Indonesian court orders selfie theme park to take down art installation

25 May 2021

Indonesian court orders selfie theme park to take down art installation Image credits: Instagram @rabbittown.bdg

In a landmark case, the Indonesian Commercial Court at the Central Jakarta District Court, on April 20, 2021, ordered the selfie theme park Rabbit Town to dismantle its light installation dubbed Love Light due to copyright infringement.

The Court also ordered the theme park to issue a public apology to the Estate of Chris Burden within 30 days. The Burden estate filed the copyright lawsuit on June 4, 2020.

Love Light appears to have copied from Urban Light, a permanent sculpture by the late Burden, a famed American installation artist, at the Los Angeles County Museum of Art (LACMA).  Installed at LACMA’s entranceway, the sculpture is one of the most recognizable public artworks in the world and has been featured in the media countless times.

However, the West Java theme park continues to feature its copyright infringing art installation on its social media channels.

The installation consists of multiple lampposts arranged in symmetric fashion, similar to the arrangement of lampposts in Burden’s sculpture.

Among the evidence for copyright infringement which were presented were photographs showing Rabbit Town founder Henry Husada’s daughters posing in front of the disputed sculpture in Los Angeles. According to an article in, Husada argued that Urban Light was not a popular attraction in Indonesia.

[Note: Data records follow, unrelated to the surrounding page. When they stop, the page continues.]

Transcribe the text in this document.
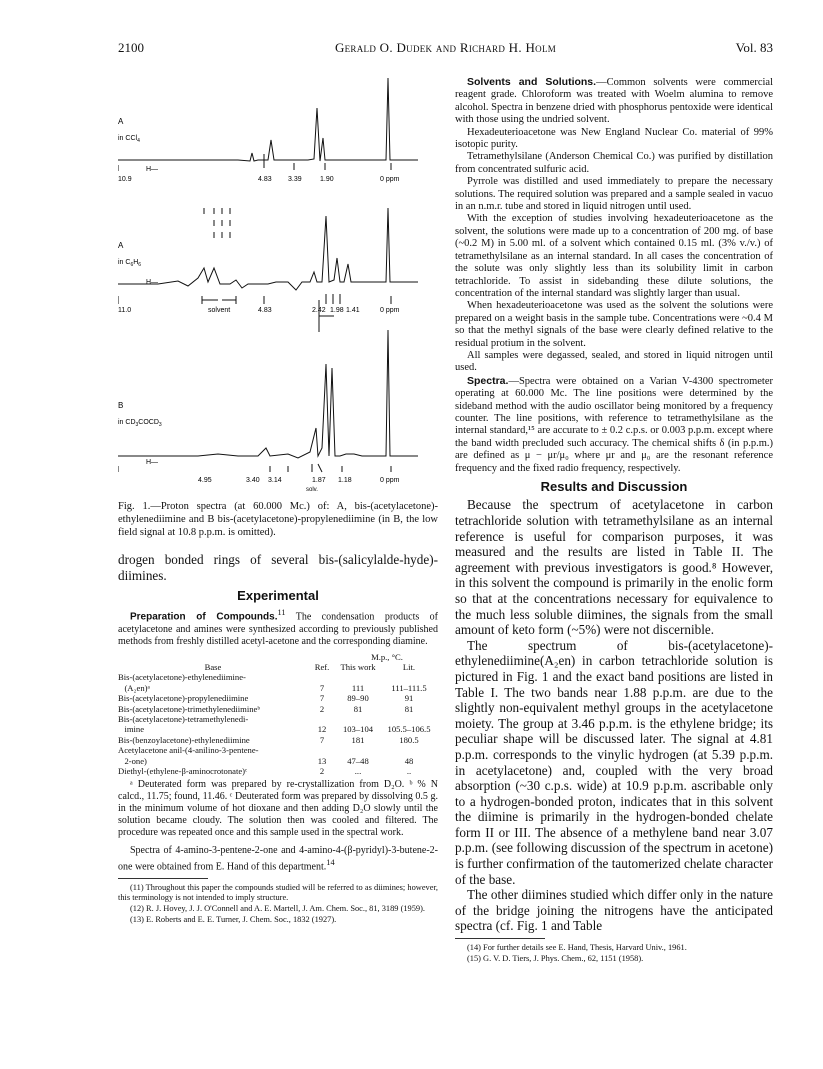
2100	Gerald O. Dudek and Richard H. Holm	Vol. 83
A
in CCl$_4$
H—
10.9	4.83 3.39	1.90	0 ppm
A
in $C_6H_6$
H—
11.0	solvent	4.83	2.42 1.98 1.41	0 ppm
B
in $CD_3COCD_3$
H—
4.95	3.40 3.14	1.87 1.18	0 ppm
solv.
Fig. 1.—Proton spectra (at 60.000 Mc.) of: A, bis-(acetylacetone)-ethylenediimine and B bis-(acetylacetone)-propylenediimine (in B, the low field signal at 10.8 p.p.m. is omitted).

drogen bonded rings of several bis-(salicylalde-hyde)-diimines.

Experimental

Preparation of Compounds.$^{11}$ The condensation products of acetylacetone and amines were synthesized according to previously published methods from freshly distilled acetyl-acetone and the corresponding diamine.

		M.p., °C.	
Base	Ref.	This work	Lit.
Bis-(acetylacetone)-ethylenediimine-			
(A₂en)ᵃ	7	111	111–111.5
Bis-(acetylacetone)-propylenediimine	7	89–90	91
Bis-(acetylacetone)-trimethylenediimineᵇ	2	81	81
Bis-(acetylacetone)-tetramethylenedi-			
imine	12	103–104	105.5–106.5
Bis-(benzoylacetone)-ethylenediimine	7	181	180.5
Acetylacetone anil-(4-anilino-3-pentene-			
2-one)	13	47–48	48
Diethyl-(ethylene-β-aminocrotonate)ᶜ	2	...	..

ᵃ Deuterated form was prepared by re-crystallization from D₂O. ᵇ % N calcd., 11.75; found, 11.46. ᶜ Deuterated form was prepared by dissolving 0.5 g. in the minimum volume of hot dioxane and then adding D₂O slowly until the solution became cloudy. The solution then was cooled and filtered. The procedure was repeated once and this sample used in the spectral work.

Spectra of 4-amino-3-pentene-2-one and 4-amino-4-(β-pyridyl)-3-butene-2-one were obtained from E. Hand of this department.$^{14}$

(11) Throughout this paper the compounds studied will be referred to as diimines; however, this terminology is not intended to imply structure.

(12) R. J. Hovey, J. J. O'Connell and A. E. Martell, J. Am. Chem. Soc., 81, 3189 (1959).

(13) E. Roberts and E. E. Turner, J. Chem. Soc., 1832 (1927).

Solvents and Solutions.—Common solvents were commercial reagent grade. Chloroform was treated with Woelm alumina to remove alcohol. Spectra in benzene dried with phosphorus pentoxide were identical with those using the undried solvent.

Hexadeuterioacetone was New England Nuclear Co. material of 99% isotopic purity.

Tetramethylsilane (Anderson Chemical Co.) was purified by distillation from concentrated sulfuric acid.

Pyrrole was distilled and used immediately to prepare the necessary solutions. The required solution was prepared and a sample sealed in vacuo in an n.m.r. tube and stored in liquid nitrogen until used.

With the exception of studies involving hexadeuterioacetone as the solvent, the solutions were made up to a concentration of 200 mg. of base (~0.2 M) in 5.00 ml. of a solvent which contained 0.15 ml. (3% v./v.) of tetramethylsilane as an internal standard. In all cases the concentration of the solute was only slightly less than its solubility limit in carbon tetrachloride. To assist in sidebanding these dilute solutions, the concentration of the internal standard was slightly larger than usual.

When hexadeuterioacetone was used as the solvent the solutions were prepared on a weight basis in the sample tube. Concentrations were ~0.4 M so that the methyl signals of the base were clearly defined relative to the residual protium in the solvent.

All samples were degassed, sealed, and stored in liquid nitrogen until used.

Spectra.—Spectra were obtained on a Varian V-4300 spectrometer operating at 60.000 Mc. The line positions were determined by the sideband method with the audio oscillator being monitored by a frequency counter. The line positions, with reference to tetramethylsilane as the internal standard,¹⁵ are accurate to ± 0.2 c.p.s. or 0.003 p.p.m. except where the band width precluded such accuracy. The chemical shifts δ (in p.p.m.) are defined as μ − μr/μ₀ where μr and μ₀ are the resonant reference frequency and the fixed radio frequency, respectively.

Results and Discussion

Because the spectrum of acetylacetone in carbon tetrachloride solution with tetramethylsilane as an internal reference is useful for comparison purposes, it was measured and the results are listed in Table II. The agreement with previous investigators is good.⁸ However, in this solvent the compound is primarily in the enolic form so that at the concentrations necessary for equivalence to the much less soluble diimines, the signals from the small amount of keto form (~5%) were not discernible.

The spectrum of bis-(acetylacetone)-ethylenediimine(A₂en) in carbon tetrachloride solution is pictured in Fig. 1 and the exact band positions are listed in Table I. The two bands near 1.88 p.p.m. are due to the slightly non-equivalent methyl groups in the acetylacetone moiety. The group at 3.46 p.p.m. is the ethylene bridge; its peculiar shape will be discussed later. The signal at 4.81 p.p.m. corresponds to the vinylic hydrogen (at 5.39 p.p.m. in acetylacetone) and, coupled with the very broad absorption (~30 c.p.s. wide) at 10.9 p.p.m. ascribable only to a hydrogen-bonded proton, indicates that in this solvent the diimine is primarily in the hydrogen-bonded chelate form II or III. The absence of a methylene band near 3.07 p.p.m. (see following discussion of the spectrum in acetone) is further confirmation of the tautomerized chelate character of the base.

The other diimines studied which differ only in the nature of the bridge joining the nitrogens have the anticipated spectra (cf. Fig. 1 and Table

(14) For further details see E. Hand, Thesis, Harvard Univ., 1961.

(15) G. V. D. Tiers, J. Phys. Chem., 62, 1151 (1958).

Indonesia’s Copyright Law No. 28 (2014) states that objects protected under copyright include “artworks in all forms such as paintings, images, carvings, calligraphy, sculpture, sculpture, or collage.”

“There is no specific regulation on what is considered as copyright infringement involving an artistic installation,” said Hani Wulanhandari, a trademark specialist at Tilleke & Gibbins in Jakarta. “Nevertheless, the court ruled that the plaintiff had successfully proven that Rabbit Town had modified the artworks of Chris Burden’s Urban Light installation. In this case, the evidence included the first announcement date of the artworks, photos of the artworks in comparison, and entrance tickets sold by Rabbit Town which prove commercial use.”

The Court also ordered Rabbit Town and Husada to pay Rp1,000,000,000 (US$69,000) to the Burden estate.

Urban Light is not the only artwork deemed to have a duplicate in Rabbit Town. The selfie theme park, which takes advantage of selfies’ global popularity, also appears to have copied from Obliteration Room by Japanese installation artist Yayoi Kusama and from the pop-up Museum of Ice Cream. Yet, only the Burden estate seems to have resorted to legal action.

Will this move possibly encourage the other artists whose copyright may have been infringed by Rabbit Town to also come forward and assert their intellectual property rights?

Said Wulanhandari: “The verdict ordered Rabbit Town to take down the installation within 30 days, but today their social media still appears to be featuring the infringing installation. So the ultimate outcome of this case remains to be seen.”

But while the verdict iscertainly encouraging, Wulanhandari said other rights owners may have some considerations before asserting their IP rights since the court process can be challenging.

“The pre-trial proceedings can be lengthy and costly because the burden of proof is on the plaintiff. The plaintiff is required to gather pertinent evidence through an investigation or sample purchase, witness preparation and expert witness preparation. All in all, the process could be burdensome for rights owners. Some rights owners may also prefer to avoid publication of any dispute as they might deem it contradictory to their ‘self-branding,’” she explained.  

However, Wulanhandari added that the verdict will likely boost the confidence of enforcement authorities in Indonesia. It is also likely to assure artists across the globe that their IP rights will be protected and enforced in Indonesia.

“This case is a reminder that the inherent economic rights and moral rights in an artist’s artwork are indeed protected, and it also confirms that plagiarism cases are not required to undergo mediation before the court proceedings,” she said.